Emenda do PCS passa na CCJ e pressão tem que aumentar


A categoria lembra bem: revisão salarial só sai no grito e na luta. Foi assim com os três PCS e não é diferente com o PCS4. Na Assembleia de quarta-feira, dia 23, os servidores aprovam a realização de uma Assembleia/Ato no dia 1º de dezembro, quinta-feira, às 16 horas, na rampa do TRT SC. (Ao contrário do que foi divulgado no boletim de hoje, 24/11, a Assembleia será no TRT, e não na JF).

Ontem (23), em Brasília, em sessão lotada de servidores, os deputados da Comissão de Constituição e Justiça da Câmara aprovaram a emenda que prevê a inclusão dos valores dos PCSs do Judiciário Federal e do MPU à proposta de Lei Orçamentária Anual de 2012, em tramitação na Comissão Mista de Orçamento (CMO) do Congresso Nacional. A proposta, aprovada por unanimidade na Comissão, pede a destinação de R$ 2 bilhões, sendo que parte desse valor será para pagar duas parcelas dos Planos em 2012, em janeiro e julho.

Segundo informações do assessor parlamentar da Fenajufe, Antônio Augusto Queiróz, a forma de implementação dos reajustes será objeto de debate no momento da apreciação dos PLs 6613/09 e 6697/09, que estão parados da Comissão de Finanças e Tributação da Câmara.

A aprovação, porém, ainda não nos garante nada e muito menos encerra o trabalho de pressão dos servidores, uma vez que essa proposta ainda precisa ser aprovada na Comissão Mista de Orçamento, garantindo a inclusão dos valores no Orçamento de 2012. São duas frentes de atuação: uma para garantir a verba no Orçamento e a outra para garantir a aprovação dos projetos.

MINISTRAS NÃO RECEBEM SERVIDORES

Ontem a pressão dos mais de mil servidores que protestaram na Praça dos Três Poderes garantiu que um grupo de seis coordenadores da Fenajufe entrasse no Palácio do Planalto para conversar com representantes do governo federal. A reunião, que inicialmente seria com a Secretaria Geral da Presidência da República, conforme informaram representantes do próprio Palácio do Planalto, ocorreu com os assessores da Secretaria Geral da Presidência Wlamir Ubeba Martines e Sílvio Silva Brasil; e da Secretaria de Relações Institucionais, Marcos Toscano. Apesar da tentativa dos dirigentes da Fenajufe, já dentro das dependências do Palácio do Planalto, as ministras Ideli Salvatti (Relações Institucionais) e Gleisi Hoffmann (Casa Civil), se recusaram a receber os representantes da Fenajufe.

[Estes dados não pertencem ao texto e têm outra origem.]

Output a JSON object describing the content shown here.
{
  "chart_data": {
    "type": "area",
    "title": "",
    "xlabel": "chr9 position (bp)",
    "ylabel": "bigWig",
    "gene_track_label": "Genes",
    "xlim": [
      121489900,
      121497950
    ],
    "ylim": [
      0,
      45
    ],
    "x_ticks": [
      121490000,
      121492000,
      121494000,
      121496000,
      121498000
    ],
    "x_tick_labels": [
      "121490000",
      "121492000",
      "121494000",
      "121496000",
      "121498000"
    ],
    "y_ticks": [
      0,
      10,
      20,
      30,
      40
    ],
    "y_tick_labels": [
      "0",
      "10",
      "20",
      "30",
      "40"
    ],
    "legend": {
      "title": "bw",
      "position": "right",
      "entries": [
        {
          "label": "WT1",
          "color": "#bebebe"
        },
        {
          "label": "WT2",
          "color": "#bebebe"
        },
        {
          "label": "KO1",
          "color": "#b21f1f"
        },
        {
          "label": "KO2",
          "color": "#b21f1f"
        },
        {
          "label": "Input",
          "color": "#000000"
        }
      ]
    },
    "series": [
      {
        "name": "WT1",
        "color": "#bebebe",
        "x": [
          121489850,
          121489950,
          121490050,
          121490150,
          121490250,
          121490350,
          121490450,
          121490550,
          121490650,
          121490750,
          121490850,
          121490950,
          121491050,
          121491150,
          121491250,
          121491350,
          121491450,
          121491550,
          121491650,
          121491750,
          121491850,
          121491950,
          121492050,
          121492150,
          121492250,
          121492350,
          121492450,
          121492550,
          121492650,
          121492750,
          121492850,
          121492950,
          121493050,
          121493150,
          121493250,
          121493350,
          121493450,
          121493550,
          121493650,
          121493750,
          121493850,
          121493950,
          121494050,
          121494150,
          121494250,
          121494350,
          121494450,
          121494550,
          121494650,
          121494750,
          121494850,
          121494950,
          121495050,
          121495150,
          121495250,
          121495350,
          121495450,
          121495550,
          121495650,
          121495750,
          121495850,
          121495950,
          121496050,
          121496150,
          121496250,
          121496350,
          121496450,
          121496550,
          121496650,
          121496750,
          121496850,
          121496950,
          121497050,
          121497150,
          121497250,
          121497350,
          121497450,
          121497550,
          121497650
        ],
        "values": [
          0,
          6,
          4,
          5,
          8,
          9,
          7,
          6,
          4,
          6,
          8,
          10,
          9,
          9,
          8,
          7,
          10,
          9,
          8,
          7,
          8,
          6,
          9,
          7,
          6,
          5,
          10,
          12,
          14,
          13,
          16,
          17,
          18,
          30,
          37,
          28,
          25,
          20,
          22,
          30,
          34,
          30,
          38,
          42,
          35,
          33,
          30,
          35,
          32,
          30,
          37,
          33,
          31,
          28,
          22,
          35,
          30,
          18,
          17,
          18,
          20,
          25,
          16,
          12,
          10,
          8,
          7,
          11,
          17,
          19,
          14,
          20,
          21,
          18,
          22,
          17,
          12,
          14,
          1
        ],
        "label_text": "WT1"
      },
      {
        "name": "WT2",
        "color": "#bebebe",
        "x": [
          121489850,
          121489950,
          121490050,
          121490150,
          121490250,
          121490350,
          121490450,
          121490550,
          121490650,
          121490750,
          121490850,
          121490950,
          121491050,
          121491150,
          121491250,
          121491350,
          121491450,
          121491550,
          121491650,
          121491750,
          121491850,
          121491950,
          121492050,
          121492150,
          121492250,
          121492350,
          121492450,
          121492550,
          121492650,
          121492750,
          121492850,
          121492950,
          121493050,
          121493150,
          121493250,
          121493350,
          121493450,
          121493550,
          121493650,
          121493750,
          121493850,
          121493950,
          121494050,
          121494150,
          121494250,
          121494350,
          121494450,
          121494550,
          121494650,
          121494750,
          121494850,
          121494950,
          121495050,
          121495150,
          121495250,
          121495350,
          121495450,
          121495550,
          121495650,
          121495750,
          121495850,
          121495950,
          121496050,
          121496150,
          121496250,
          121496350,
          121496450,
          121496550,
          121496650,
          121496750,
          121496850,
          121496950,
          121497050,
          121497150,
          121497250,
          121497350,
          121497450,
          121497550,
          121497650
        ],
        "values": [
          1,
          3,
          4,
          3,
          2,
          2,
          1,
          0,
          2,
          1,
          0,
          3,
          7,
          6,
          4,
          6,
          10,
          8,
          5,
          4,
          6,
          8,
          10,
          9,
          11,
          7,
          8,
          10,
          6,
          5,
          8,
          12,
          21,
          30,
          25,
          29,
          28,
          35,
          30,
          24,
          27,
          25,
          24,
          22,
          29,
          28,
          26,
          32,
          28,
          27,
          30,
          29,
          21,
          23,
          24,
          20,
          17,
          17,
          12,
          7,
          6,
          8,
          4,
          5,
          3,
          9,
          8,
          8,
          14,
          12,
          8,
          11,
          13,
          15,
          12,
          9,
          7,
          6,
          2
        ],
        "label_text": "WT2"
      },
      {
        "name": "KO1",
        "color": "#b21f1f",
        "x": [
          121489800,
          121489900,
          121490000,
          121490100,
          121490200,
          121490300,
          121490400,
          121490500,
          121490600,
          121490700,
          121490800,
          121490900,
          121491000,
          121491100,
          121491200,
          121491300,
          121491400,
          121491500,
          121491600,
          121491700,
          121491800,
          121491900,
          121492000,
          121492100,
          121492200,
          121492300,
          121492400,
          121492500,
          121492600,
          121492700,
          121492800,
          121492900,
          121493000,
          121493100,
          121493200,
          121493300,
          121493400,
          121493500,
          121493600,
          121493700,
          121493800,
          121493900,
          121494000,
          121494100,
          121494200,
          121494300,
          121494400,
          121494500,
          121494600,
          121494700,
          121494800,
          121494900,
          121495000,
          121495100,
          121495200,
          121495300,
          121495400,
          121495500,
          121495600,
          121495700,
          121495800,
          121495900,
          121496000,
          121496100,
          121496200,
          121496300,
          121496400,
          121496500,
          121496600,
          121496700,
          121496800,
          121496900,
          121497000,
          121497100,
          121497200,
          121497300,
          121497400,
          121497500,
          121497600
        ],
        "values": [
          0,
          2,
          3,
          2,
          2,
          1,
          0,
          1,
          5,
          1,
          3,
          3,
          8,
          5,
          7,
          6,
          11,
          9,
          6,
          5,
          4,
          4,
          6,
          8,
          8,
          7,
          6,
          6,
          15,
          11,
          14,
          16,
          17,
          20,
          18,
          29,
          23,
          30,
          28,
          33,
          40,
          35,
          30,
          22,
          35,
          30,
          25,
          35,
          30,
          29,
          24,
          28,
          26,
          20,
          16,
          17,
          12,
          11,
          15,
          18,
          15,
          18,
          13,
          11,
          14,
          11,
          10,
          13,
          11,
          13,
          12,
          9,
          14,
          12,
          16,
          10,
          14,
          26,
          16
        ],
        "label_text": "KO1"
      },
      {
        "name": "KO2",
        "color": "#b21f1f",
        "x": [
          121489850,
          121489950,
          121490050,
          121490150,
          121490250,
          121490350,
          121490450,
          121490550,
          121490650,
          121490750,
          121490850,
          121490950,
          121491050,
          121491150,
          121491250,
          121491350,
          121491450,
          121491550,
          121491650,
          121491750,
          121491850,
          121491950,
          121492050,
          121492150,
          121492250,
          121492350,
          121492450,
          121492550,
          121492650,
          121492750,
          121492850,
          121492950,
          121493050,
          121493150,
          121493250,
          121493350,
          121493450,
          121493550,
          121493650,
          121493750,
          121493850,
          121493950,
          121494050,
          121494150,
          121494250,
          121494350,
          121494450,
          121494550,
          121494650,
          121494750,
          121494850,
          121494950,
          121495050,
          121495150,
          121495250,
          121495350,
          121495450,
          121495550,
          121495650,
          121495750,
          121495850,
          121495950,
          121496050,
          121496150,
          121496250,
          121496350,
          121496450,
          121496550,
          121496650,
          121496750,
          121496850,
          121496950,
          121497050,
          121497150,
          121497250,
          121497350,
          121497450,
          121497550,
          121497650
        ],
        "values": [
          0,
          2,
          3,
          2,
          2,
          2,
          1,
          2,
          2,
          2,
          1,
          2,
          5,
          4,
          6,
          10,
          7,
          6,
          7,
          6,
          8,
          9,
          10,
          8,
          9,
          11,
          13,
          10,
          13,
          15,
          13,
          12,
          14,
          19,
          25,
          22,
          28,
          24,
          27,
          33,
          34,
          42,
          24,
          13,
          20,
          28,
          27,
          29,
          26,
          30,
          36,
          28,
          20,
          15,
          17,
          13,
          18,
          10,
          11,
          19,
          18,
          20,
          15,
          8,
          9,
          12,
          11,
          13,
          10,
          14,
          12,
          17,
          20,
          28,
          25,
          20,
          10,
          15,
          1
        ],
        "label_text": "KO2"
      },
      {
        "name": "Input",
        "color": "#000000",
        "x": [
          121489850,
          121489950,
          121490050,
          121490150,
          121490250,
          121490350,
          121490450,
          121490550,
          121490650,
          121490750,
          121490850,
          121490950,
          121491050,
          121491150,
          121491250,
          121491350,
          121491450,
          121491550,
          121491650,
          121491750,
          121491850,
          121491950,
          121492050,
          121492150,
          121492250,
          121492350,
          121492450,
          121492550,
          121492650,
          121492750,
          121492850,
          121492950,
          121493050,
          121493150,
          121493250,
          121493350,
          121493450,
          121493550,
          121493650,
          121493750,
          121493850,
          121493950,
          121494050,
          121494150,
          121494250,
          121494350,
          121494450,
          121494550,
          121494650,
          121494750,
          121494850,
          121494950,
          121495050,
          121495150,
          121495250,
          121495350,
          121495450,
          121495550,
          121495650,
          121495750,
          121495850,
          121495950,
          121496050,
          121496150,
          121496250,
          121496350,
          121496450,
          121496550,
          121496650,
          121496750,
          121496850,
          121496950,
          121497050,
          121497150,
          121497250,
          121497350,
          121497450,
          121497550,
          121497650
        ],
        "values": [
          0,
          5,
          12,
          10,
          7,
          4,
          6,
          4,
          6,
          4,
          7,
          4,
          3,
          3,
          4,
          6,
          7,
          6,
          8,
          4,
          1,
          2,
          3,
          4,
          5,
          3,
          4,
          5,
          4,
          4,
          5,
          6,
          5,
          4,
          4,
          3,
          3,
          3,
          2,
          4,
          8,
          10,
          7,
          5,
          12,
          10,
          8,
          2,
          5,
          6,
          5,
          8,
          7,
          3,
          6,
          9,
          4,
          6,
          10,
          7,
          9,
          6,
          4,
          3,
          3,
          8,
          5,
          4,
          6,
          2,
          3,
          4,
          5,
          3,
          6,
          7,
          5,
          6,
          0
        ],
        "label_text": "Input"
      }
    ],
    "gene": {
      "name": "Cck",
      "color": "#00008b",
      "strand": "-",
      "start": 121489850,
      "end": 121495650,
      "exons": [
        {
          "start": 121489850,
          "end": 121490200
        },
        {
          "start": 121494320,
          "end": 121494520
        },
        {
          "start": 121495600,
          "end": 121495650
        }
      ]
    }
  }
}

Na conversa, os assessores reafirmaram aos dirigentes sindicais a posição que vem sendo sinalizada há tempos, em reuniões e por meio de declarações nos veículos da grande imprensa, de que o governo não pretende, em 2012, conceder reajuste para o funcionalismo público federal, em especial para os servidores do Judiciário Federal e do MPU.

POLÍTICA É DE REAJUSTE ZERO

Em relação à postura do Executivo, ao serem inda gados pelos dirigentes sobre o fato de não dialogar com a cúpula do Judiciário, o assessor Marcos Toscano disse que, na avaliação dele, dificilmente a presidente Dilma Rousseff recusaria um pedido de audiência feito pelo ministro Cezar Peluso. Após ouvir os argumentos dos dirigentes sindicais para que o governo federal entre nas negociações, eles se comprometeram a tentar agendar uma audiência da Fenajufe com o secretário geral da Presidência da República, Gilberto Carvalho para a próxima semana.

A recusa das ministras em receber a Fenajufe reforça a postura do governo, que não quer negociar com os trabalhadores e mantém a sua política de reajuste zero. A resposta precisamos dar com a disposição de, nesta reta final, intensificar a luta e pressionar o Judiciário a se mexer.

Quem não fez Greve – e SC, desde que foi iniciada a luta pelo PCS, participou de duas – e não veio para a frente da JT, da JF ou da JE deve fazê-lo. Semana que vem temos mais uma Assembleia/Ato e a categoria em SC, historicamente à frente das lutas no Judiciário, tem que mostrar sua força.